TH Forest, a three-times published and Newton-born author, writes romantic, LGBTQ fiction.
She doesn’t identify as gay, but she believes in telling queer stories.
“I really feel strongly about having these voices heard,” Forest said.
Forest’s literary focus was influenced heavily by her cousin, Thomas Holdorf. He was a photographer, who shot multiple covers for Stephen King. Holdorf died of complications from AIDS in 1995.
When Forest, who moved back to Newton nearly a decade ago, started her publishing company exclusively for queer authors and authors of color, she named it after him.
“I really decided when I started Holdorf Press, that it was going to be specifically for marginalized voices, queer authors, authors of color, that that sort of thing,” Forest said. “That became my goal.”
Forest acknowledged that the combination of her straight, cis, identity and her genre may seem controversial to some. Still, Forest maintains that all love should be treated the same, even in literature.
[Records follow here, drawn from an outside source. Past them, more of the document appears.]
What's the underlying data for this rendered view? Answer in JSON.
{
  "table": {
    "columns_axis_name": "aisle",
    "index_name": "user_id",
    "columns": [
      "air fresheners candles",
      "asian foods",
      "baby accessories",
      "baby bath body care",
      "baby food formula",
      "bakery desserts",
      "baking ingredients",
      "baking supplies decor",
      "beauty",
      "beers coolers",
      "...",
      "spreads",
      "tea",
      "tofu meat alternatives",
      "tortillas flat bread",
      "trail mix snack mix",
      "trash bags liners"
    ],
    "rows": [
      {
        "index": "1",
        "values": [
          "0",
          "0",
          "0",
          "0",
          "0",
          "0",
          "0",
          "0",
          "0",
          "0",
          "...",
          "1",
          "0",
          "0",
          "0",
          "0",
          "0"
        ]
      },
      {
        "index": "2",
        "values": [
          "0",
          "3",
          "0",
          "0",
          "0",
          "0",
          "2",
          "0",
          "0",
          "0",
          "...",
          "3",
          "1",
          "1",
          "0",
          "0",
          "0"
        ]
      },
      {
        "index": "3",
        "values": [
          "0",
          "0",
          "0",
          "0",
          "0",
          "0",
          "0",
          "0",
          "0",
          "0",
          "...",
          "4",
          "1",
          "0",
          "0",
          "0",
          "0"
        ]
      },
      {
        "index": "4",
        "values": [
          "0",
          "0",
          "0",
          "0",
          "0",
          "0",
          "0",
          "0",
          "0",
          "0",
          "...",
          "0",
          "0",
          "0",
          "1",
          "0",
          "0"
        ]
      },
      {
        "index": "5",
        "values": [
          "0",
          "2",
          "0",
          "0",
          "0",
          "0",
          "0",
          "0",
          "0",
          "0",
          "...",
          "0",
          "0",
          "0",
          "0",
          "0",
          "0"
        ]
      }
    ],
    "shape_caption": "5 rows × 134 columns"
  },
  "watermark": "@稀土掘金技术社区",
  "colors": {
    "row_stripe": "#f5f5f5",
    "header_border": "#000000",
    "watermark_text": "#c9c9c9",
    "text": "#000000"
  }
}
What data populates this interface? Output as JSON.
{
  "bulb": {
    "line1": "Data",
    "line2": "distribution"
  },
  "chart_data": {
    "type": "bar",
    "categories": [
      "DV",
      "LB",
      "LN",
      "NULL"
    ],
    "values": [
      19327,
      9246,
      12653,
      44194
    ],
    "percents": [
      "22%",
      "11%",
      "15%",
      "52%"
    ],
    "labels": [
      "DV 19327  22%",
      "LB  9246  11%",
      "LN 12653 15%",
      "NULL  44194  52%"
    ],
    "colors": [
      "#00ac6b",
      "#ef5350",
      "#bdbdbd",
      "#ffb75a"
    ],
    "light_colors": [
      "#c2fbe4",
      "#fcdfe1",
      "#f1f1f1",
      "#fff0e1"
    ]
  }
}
“It’s the human experience, and you don’t have to be a gay man or a trans person to to understand human condition,” Forest said. “I feel like I treat the characters like, with the respect that they deserve.”
It began during the pandemic, when inspiration for a romance-adventure novel struck.
“I just kind of developed this idea for a story in my head and sat down and wrote it,” Forest said.
The book was about a straight couple, but as she wrote, Forest became more interested in two central sides of the characters, a gay couple named Matt and Ollie.
These two became the focus of Forest’s next many, currently unpublished, romance novels.
“I really just became drawn to them,” Forest said. “I didn’t set out to write queer fiction, but then I wrote six books about them.”
After drafting her first seven books at home, she decided she wanted to get serious about possibly publishing them. She began writing classes at GrubStreet, a creative writing center in Boston.
While studying “The Catcher in the Rye” in a narrative writing class, she was inspired to create her own Holden-Caulfield-esque protagonist.
“I hadn’t read that book in forever, and I was reading it and I was blown away by the style,” Forest said. “I was like, ‘Oh, I want to write a book like this.’”
In the style of J.D Salinger, Forest’s debut novel, “Twinkies and Beefcake,” explores a darker side of queer romance. It follows a teenage boy who’s drawn into drug abuse and pornography by a much older lover.
Forest said in this book, she wanted to explore why and how a person might begin selling internet pornography.
“Who are these people that, you know, film themselves in a very intimate, you know, doing very intimate things, and then just put it on the internet for people to watch,” Forest said. “I just, was just so curious about that.”
The themes of sex, drugs in the book made it difficult to promote, according to Forest.
“There were some people that didn’t even want to review it because, you know, they don’t want their name out, like their name associated,” Forest said.
Since her debut in 2022, she’s published two more queer romance stories that lean more mainstream than the first.
Her second book, “Kelly’s Folly” is a young-adult story of a teenaged, gay diver with Olympic dreams. Forest also published the first installment of Matt and Ollie’s story, “Appearances,” in April.
In homage to her late cousin, Forest used one of his photographs as the cover for the upcoming novel.
“My cousin, when he, when he passed, he left me some things,” Forest said. “I have two cases of photographs, and one of them I used for the cover of ‘Appearances’.”
She’s editing the seven books she wrote during the pandemic, and is publishing her second book with Matt and Ollie, “Foundations,” this fall.
Forest still holds her day job as a university administrator. But as her ambitions pick up in step with her success as an author, she hopes to soon focus on being an author and publisher full-time.
“I look forward to when I can do it full time, and, you know, really dedicate it to also helping others,” Forest said.
When asked if she will always include gay romance in her writing, she replied: “Why not?”
“Hetero-romance has been done to death,” Forest said. “You know, why not make it more representative?”